Angeklagt ist Ildar A. (61), ein gebürtiger Kasache mit österreichischer Staatsbürgerschaft und Häusern in Wien-Favoriten sowie Klosterneuburg, nach Eigendefinition Geschäftsmann. Er soll drei – für die österreichischen Behörden nicht greifbare – Kasachen dabei unterstützt haben, den in Wien lebenden Exchef des kasachischen Geheimdienstes KNB, Alnur Mussajew, zu entführen. Zu dem Entführungsversuch kam es am 17.Juli 2008 auf offener Straße, Schauplatz: Liebiggasse, also ausgerechnet in unmittelbarer Nähe des Straflandesgerichts Wien. Die Sache schlug fehl.
Entführung ging schief
Laut Staatsanwalt Hans-Peter Kronawetter – dieser bot im Eröffnungsvortrag sogar einer Powerpoint-Präsentation – hätte der in seiner Heimat in Ungnade gefallene Ex-KNB-Chef „in den Kofferraum“ eines Pkw „verfrachtet“ werden sollen. Nur weil der zu seinem eigenen Auto gehende Ex-Geheimdienstchef seinem Chauffeur ein Zeichen gegeben habe und dieser zu Hilfe geeilt sei, sei die Entführung vereitelt worden. Das Verfahren lief, wie berichtet, bereits Ende September des Vorjahres an. Wegen einer Erkrankung des Richters wurde es nun einem neuen Senat (Vorsitz: Ulrich Nachtlberger) übertragen.
Die Vorwürfe gegen A.: versuchte Überlieferung an eine ausländische Macht (Entführungsversuch), geheimer Nachrichtendienst zum Nachteil Österreichs und Anstiftung zum Amtsmissbrauch. Letzteres wird von der Anklage so begründet: Ildar A. habe einen Wiener Polizisten dazu gebracht, geheime Daten aus dem Polizeicomputer weiterzugeben. Hält die Anklage, drohen bis zu 20 Jahre Haft.

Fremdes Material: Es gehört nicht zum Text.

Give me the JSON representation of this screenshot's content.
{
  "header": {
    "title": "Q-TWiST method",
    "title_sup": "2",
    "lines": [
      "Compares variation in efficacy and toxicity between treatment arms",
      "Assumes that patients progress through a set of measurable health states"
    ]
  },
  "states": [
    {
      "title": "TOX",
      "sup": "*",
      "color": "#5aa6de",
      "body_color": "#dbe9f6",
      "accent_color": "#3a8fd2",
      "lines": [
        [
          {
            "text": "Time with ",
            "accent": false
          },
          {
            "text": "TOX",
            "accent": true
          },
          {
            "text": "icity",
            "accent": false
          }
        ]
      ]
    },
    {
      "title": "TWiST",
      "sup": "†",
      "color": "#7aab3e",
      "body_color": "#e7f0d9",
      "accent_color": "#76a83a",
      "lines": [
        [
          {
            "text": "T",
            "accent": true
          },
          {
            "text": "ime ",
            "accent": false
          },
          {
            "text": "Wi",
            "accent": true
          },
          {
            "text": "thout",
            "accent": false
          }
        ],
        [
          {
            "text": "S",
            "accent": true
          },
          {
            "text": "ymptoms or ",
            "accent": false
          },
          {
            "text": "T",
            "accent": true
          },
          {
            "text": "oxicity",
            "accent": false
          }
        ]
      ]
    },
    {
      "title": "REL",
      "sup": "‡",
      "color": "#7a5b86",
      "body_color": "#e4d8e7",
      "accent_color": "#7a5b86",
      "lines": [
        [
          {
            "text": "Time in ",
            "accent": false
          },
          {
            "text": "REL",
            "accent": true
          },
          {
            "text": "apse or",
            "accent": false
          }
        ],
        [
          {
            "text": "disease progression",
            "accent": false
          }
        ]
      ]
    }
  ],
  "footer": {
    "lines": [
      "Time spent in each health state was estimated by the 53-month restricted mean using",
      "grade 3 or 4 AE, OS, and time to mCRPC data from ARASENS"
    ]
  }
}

Als immer noch mysteriöser Mann im Hintergrund gilt ein Vertrauter des Ex-Geheimdienstchefs: der frühere kasachische Botschafter in Österreich, Rakhat Alijew. Er ist der Ex-Schwiegersohn des kasachischen Präsidenten Nursultan Nasarbajew. Nach inneren Streitigkeiten in Kasachstan hatte sich Alijew nach Österreich abgesetzt, wo er in kürzester Zeit eine Aufenthaltsgenehmigung erhielt. Mittlerweile trägt Alijew einen anderen Namen – er dürfte wieder im Ausland sein. In Kasachstan wurden Alijew und Mussajew 2008 in Abwesenheit wegen Planung eines Staatsstreiches zu 20 Jahren Straflager verurteilt. Davor, 2007, hatte Präsident Nasarbajew beim damaligen österreichischen Bundeskanzler Alfred Gusenbauer für eine Auslieferung von Alijew interveniert. Ohne Erfolg. Die – gescheiterte – Entführung des Ex-Geheimdienstchefs könnte die Vorstufe zu einem Übergriff auf Alijew gewesen sein.
Auch innenpolitisch hat der Fall bereits für Verwicklungen gesorgt. So hatte etwa der frühere SPÖ-Wehrsprecher Anton Gaal mehrfach Kontakt zu dem nunmehrigen Angeklagten. Zwischen 19. Februar und 1. August 2008 wurden 95 Telefonate der beiden registriert. Gaal gibt freilich an, mit Spionage-Aktivitäten nichts zu tun zu haben.
Wien: Tummelplatz für Agenten
Ob im Laufe des Prozesses die wahren Hintergründe der Causa ausleuchtet werden, ist fraglich; dass Wien offenbar ein Tummelplatz für kasachische Geheimdienstmitarbeiter war und ist, scheint aber ziemlich klar zu sein.
Ildar A. selbst gibt indessen an, „absolut unschuldig“ zu sein. Er sei selber Opfer einer „Inszenierung“ von Alijew. Der Verteidiger von A. stößt ins gleiche Horn: Die Anklage durchschaue das von Alijew eingefädelte Komplott nicht. Der Prozess soll am Montag fortgesetzt werden.